The flow diagram(s) depicted herein is just an example. There may
be many variations to this diagram or the steps (or operations)
described therein without departing from the scope of the present
disclosure. For instance, the steps may be performed in a differing
order, or steps may be added, deleted or modified. All of these
variations are considered a part of the present disclosure.
It will be recognized that the various components or technologies
may provide certain necessary or beneficial functionality or
features. Accordingly, these functions and features as may be
needed in support of the appended claims and variations thereof,
are recognized as being inherently included as a part of the
teachings herein and a part of the present disclosure.

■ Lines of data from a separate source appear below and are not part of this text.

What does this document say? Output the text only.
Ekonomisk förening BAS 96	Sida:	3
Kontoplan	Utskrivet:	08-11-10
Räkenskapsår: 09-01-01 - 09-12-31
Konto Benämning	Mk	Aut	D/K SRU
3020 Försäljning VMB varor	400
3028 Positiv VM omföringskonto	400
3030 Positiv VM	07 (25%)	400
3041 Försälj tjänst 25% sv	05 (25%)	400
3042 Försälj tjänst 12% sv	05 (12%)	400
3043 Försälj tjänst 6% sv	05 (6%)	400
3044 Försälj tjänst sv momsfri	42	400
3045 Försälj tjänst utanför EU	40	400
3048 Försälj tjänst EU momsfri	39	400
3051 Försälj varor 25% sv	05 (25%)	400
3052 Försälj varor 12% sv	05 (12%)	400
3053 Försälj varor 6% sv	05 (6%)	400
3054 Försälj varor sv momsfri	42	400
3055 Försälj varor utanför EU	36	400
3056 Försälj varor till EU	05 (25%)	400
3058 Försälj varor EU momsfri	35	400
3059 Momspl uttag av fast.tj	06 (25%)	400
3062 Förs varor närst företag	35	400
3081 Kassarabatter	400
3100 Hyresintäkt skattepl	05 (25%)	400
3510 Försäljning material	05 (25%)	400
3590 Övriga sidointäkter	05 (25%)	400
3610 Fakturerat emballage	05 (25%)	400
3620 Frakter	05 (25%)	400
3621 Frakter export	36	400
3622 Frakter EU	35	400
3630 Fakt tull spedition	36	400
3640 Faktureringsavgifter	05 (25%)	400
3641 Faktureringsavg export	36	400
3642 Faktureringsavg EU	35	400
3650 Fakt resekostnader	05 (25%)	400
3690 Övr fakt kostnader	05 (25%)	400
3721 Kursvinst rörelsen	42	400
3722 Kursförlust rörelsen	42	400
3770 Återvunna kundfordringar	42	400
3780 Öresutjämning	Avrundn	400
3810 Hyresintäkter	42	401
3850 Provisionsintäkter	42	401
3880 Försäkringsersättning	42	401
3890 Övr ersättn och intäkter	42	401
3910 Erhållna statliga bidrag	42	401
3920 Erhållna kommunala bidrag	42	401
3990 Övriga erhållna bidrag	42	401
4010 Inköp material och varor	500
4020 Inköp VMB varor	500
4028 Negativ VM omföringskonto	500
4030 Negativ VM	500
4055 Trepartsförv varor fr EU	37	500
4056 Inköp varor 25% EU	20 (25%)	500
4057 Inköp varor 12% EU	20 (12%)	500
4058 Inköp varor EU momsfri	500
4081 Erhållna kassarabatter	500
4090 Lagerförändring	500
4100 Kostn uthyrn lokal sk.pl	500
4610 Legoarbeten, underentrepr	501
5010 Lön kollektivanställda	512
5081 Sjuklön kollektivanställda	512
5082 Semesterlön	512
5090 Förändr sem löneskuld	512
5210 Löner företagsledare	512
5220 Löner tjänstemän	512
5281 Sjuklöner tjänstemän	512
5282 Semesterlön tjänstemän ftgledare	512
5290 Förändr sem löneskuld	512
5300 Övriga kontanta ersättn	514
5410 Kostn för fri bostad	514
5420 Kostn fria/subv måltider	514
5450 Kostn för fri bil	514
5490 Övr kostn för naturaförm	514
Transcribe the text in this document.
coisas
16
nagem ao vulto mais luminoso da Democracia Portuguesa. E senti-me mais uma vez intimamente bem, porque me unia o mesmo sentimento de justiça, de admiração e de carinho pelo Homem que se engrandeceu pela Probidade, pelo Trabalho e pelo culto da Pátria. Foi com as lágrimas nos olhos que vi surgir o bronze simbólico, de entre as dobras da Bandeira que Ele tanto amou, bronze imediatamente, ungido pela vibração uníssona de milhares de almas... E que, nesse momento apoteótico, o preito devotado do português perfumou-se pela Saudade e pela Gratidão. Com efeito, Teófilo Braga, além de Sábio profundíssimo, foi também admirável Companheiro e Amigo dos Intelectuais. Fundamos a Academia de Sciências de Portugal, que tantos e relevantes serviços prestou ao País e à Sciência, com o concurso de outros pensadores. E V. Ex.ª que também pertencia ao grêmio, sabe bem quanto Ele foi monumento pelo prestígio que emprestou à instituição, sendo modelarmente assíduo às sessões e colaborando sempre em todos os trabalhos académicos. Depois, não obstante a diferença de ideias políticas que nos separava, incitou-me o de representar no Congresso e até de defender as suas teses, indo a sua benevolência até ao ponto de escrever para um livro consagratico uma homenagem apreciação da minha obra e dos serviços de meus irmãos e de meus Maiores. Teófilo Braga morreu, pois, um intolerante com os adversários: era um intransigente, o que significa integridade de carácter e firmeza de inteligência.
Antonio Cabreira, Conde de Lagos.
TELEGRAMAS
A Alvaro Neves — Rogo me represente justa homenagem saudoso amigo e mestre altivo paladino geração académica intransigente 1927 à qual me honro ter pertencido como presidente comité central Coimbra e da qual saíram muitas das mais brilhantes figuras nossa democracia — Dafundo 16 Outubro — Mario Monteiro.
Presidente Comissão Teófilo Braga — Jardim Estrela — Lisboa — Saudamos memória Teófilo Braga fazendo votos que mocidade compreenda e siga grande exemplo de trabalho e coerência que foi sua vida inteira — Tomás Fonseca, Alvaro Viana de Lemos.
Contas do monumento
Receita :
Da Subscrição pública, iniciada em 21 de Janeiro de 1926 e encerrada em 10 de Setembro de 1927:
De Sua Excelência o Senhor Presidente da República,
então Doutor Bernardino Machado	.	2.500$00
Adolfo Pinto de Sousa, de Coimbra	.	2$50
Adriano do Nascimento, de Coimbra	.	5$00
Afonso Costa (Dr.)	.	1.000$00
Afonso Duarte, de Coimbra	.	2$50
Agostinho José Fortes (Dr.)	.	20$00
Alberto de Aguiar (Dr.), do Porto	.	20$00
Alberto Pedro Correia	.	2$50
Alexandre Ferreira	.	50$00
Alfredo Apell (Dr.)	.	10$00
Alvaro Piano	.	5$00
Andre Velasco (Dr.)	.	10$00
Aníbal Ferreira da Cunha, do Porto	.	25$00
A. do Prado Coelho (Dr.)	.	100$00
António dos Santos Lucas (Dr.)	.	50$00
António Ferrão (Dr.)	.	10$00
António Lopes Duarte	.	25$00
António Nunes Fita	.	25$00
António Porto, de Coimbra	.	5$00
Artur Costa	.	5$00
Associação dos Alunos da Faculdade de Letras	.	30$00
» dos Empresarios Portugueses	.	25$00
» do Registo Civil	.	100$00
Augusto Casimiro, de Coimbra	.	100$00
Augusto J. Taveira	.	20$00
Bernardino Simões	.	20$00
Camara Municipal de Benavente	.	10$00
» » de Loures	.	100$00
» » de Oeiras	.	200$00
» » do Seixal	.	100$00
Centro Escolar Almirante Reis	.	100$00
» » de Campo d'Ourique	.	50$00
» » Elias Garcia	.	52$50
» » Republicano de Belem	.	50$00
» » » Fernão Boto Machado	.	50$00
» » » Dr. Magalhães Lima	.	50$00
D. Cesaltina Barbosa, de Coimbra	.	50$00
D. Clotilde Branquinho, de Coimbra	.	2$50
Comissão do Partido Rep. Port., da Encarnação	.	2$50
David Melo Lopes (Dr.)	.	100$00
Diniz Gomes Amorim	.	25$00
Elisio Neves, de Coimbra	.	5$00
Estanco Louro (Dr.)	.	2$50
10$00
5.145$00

The teachings of the present disclosure may be used in a variety of
well operations. These operations may involve using one or more
treatment agents to treat a formation, the fluids resident in a
formation, a wellbore, and/or equipment in the wellbore, such as
production tubing. The treatment agents may be in the form of
liquids, gases, solids, semi-solids, and mixtures thereof.
Illustrative treatment agents include, but are not limited to,
fracturing fluids, acids, steam, water, brine, anti-corrosion
agents, cement, permeability modifiers, drilling muds, emulsifiers,
demulsifiers, tracers, flow improvers etc. Illustrative well
operations include, but are not limited to, hydraulic fracturing,
stimulation, tracer injection, cleaning, acidizing, steam
injection, water flooding, cementing, etc.
While embodiments described herein have been described with
reference to various embodiments, it will be understood that
various changes may be made and equivalents may be substituted for
elements thereof without departing from the scope of the present
disclosure. In addition, many modifications will be appreciated to
adapt a particular instrument, situation, or material to the
teachings of the present disclosure without departing from the
scope thereof. Therefore, it is intended that the disclosure not be
limited to the particular embodiments disclosed as the best mode
contemplated for carrying the described features, but that the
present disclosure will include all embodiments falling within the
scope of the appended claims.
Accordingly, embodiments of the present disclosure are not to be
seen as limited by the foregoing description, but are only limited
by the scope of the appended claims.